Comment #1 by: FreeBooteR on 16 May 2008, 06:02 UTC reply to this comment

Trojan horse. Won't touch it with a 10 foot phalanx. This is all part of M$ campaign to destroy freedom. Lets be free and shovel this outside the gate.


Comment #2 by: bugs181 on 19 Nov 2010, 13:24 UTC reply to this comment

I know im late to the punch, but here I go anyway. FreeBooteR, your an idiot! Its as simple as that. Its called 'Open-Source' for a reason.. It means you can open it up and see EVERYTHING that the application is doing. Study some facts before posting something as incompetent as yourself.

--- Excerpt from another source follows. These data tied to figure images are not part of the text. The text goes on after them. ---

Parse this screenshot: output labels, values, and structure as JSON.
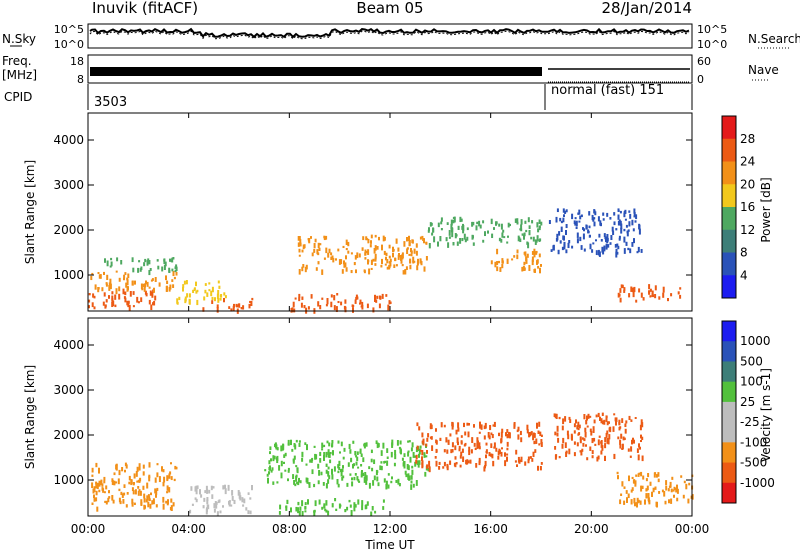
{
  "header": {
    "station": "Inuvik (fitACF)",
    "beam": "Beam 05",
    "date": "28/Jan/2014"
  },
  "noise_panel": {
    "left_label": "N.Sky",
    "right_label": "N.Search",
    "left_ticks": [
      "10^5",
      "10^0"
    ],
    "right_ticks": [
      "10^5",
      "10^0"
    ]
  },
  "freq_panel": {
    "left_label_top": "Freq.",
    "left_label_bottom": "[MHz]",
    "right_label": "Nave",
    "left_ticks": [
      "18",
      "8"
    ],
    "right_ticks": [
      "60",
      "0"
    ]
  },
  "cpid_panel": {
    "label": "CPID",
    "segments": [
      "3503",
      "normal (fast) 151"
    ]
  },
  "colors": {
    "power": [
      "#1c1cf0",
      "#2a52b8",
      "#3d7e78",
      "#4ea860",
      "#f2c81c",
      "#f29018",
      "#ec5a14",
      "#e41a1a"
    ],
    "velocity": [
      "#e41a1a",
      "#ec5a14",
      "#f29018",
      "#bdbdbd",
      "#bdbdbd",
      "#52c03c",
      "#3d7e78",
      "#2a52b8",
      "#1c1cf0"
    ]
  },
  "chart_data": [
    {
      "type": "heatmap",
      "title": "",
      "xlabel": "",
      "ylabel": "Slant Range [km]",
      "xlim": [
        "00:00",
        "00:00"
      ],
      "ylim": [
        200,
        4600
      ],
      "x_ticks": [
        "00:00",
        "04:00",
        "08:00",
        "12:00",
        "16:00",
        "20:00",
        "00:00"
      ],
      "y_ticks": [
        "1000",
        "2000",
        "3000",
        "4000"
      ],
      "colorbar": {
        "label": "Power [dB]",
        "ticks": [
          "4",
          "8",
          "12",
          "16",
          "20",
          "24",
          "28"
        ]
      },
      "regions": [
        {
          "t": [
            0.0,
            2.8
          ],
          "range": [
            300,
            700
          ],
          "level": "28"
        },
        {
          "t": [
            0.0,
            3.5
          ],
          "range": [
            700,
            1100
          ],
          "level": "24"
        },
        {
          "t": [
            0.5,
            3.6
          ],
          "range": [
            1100,
            1400
          ],
          "level": "16"
        },
        {
          "t": [
            3.5,
            5.5
          ],
          "range": [
            400,
            900
          ],
          "level": "20"
        },
        {
          "t": [
            4.5,
            6.5
          ],
          "range": [
            250,
            500
          ],
          "level": "28"
        },
        {
          "t": [
            8.0,
            12.0
          ],
          "range": [
            250,
            600
          ],
          "level": "28"
        },
        {
          "t": [
            8.3,
            13.5
          ],
          "range": [
            1100,
            1900
          ],
          "level": "24"
        },
        {
          "t": [
            13.5,
            18.0
          ],
          "range": [
            1700,
            2300
          ],
          "level": "16"
        },
        {
          "t": [
            16.0,
            18.0
          ],
          "range": [
            1100,
            1600
          ],
          "level": "24"
        },
        {
          "t": [
            18.3,
            22.0
          ],
          "range": [
            1500,
            2500
          ],
          "level": "8"
        },
        {
          "t": [
            21.0,
            23.5
          ],
          "range": [
            450,
            800
          ],
          "level": "28"
        }
      ]
    },
    {
      "type": "heatmap",
      "title": "",
      "xlabel": "Time UT",
      "ylabel": "Slant Range [km]",
      "xlim": [
        "00:00",
        "00:00"
      ],
      "ylim": [
        200,
        4600
      ],
      "x_ticks": [
        "00:00",
        "04:00",
        "08:00",
        "12:00",
        "16:00",
        "20:00",
        "00:00"
      ],
      "y_ticks": [
        "1000",
        "2000",
        "3000",
        "4000"
      ],
      "colorbar": {
        "label": "Velocity [m s-1]",
        "ticks": [
          "-1000",
          "-500",
          "-100",
          "-25",
          "25",
          "100",
          "500",
          "1000"
        ]
      },
      "regions": [
        {
          "t": [
            0.0,
            3.5
          ],
          "range": [
            400,
            1400
          ],
          "level": "-100"
        },
        {
          "t": [
            4.0,
            6.5
          ],
          "range": [
            300,
            900
          ],
          "level": "25"
        },
        {
          "t": [
            7.0,
            13.5
          ],
          "range": [
            900,
            1900
          ],
          "level": "100"
        },
        {
          "t": [
            7.5,
            12.0
          ],
          "range": [
            300,
            600
          ],
          "level": "100"
        },
        {
          "t": [
            13.0,
            18.0
          ],
          "range": [
            1300,
            2300
          ],
          "level": "-500"
        },
        {
          "t": [
            18.5,
            22.0
          ],
          "range": [
            1500,
            2500
          ],
          "level": "-500"
        },
        {
          "t": [
            21.0,
            24.0
          ],
          "range": [
            500,
            1200
          ],
          "level": "-100"
        }
      ]
    }
  ]
}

Comment #2.1 by: Ged on 03 Oct 2011, 21:13 GMT

bugs181, I respectfully disagree. Over the past few weeks I have been attempting to work with the Newegg Seller Portal, written entirely in Silverlight. I am running Firefox on Ubuntu Linux. For whatever reason, Mono's Moonlight plugin crashes when I access the page.

Because Newegg chose to use Silverlight, as a Linux user I am locked out of their Seller Portal website. Microsoft has not provided sufficient support for the Linux platform. Newegg has locked themself into a technology that locks out any operating system that cannot run Silverlight - such as Firefox on Linux, or mobile phone browsers.

Our options are limited. I could use a personal computer with either OS X or Microsoft Windows on it. I or Newegg could spend countless man hours developing a Silverlight plugin that works for each interested platform, thereby providing free labor and support to a third party with minimal gain to either of us. Newegg could rewrite their entire website in a new, standard, technology, such as HTML 5.

Ultimately the difficulty is that unlike HTML 5, Silverlight was never meant to be an open standard. It was always meant to be completely in the hands of Microsoft. Developers using this language therefore put their clients and themselves at the mercy of a third party with little direct interest in their success. Sufficient positive network externalities fail to materialize. In the long run you are locked into a dead technology which the third party itself no longer supports, due to lack of interest.

Free software is about freedom. Open source is it's bastard child. I am afraid that FreeBooteR's warnings that this is a trap have been demonstrated by history.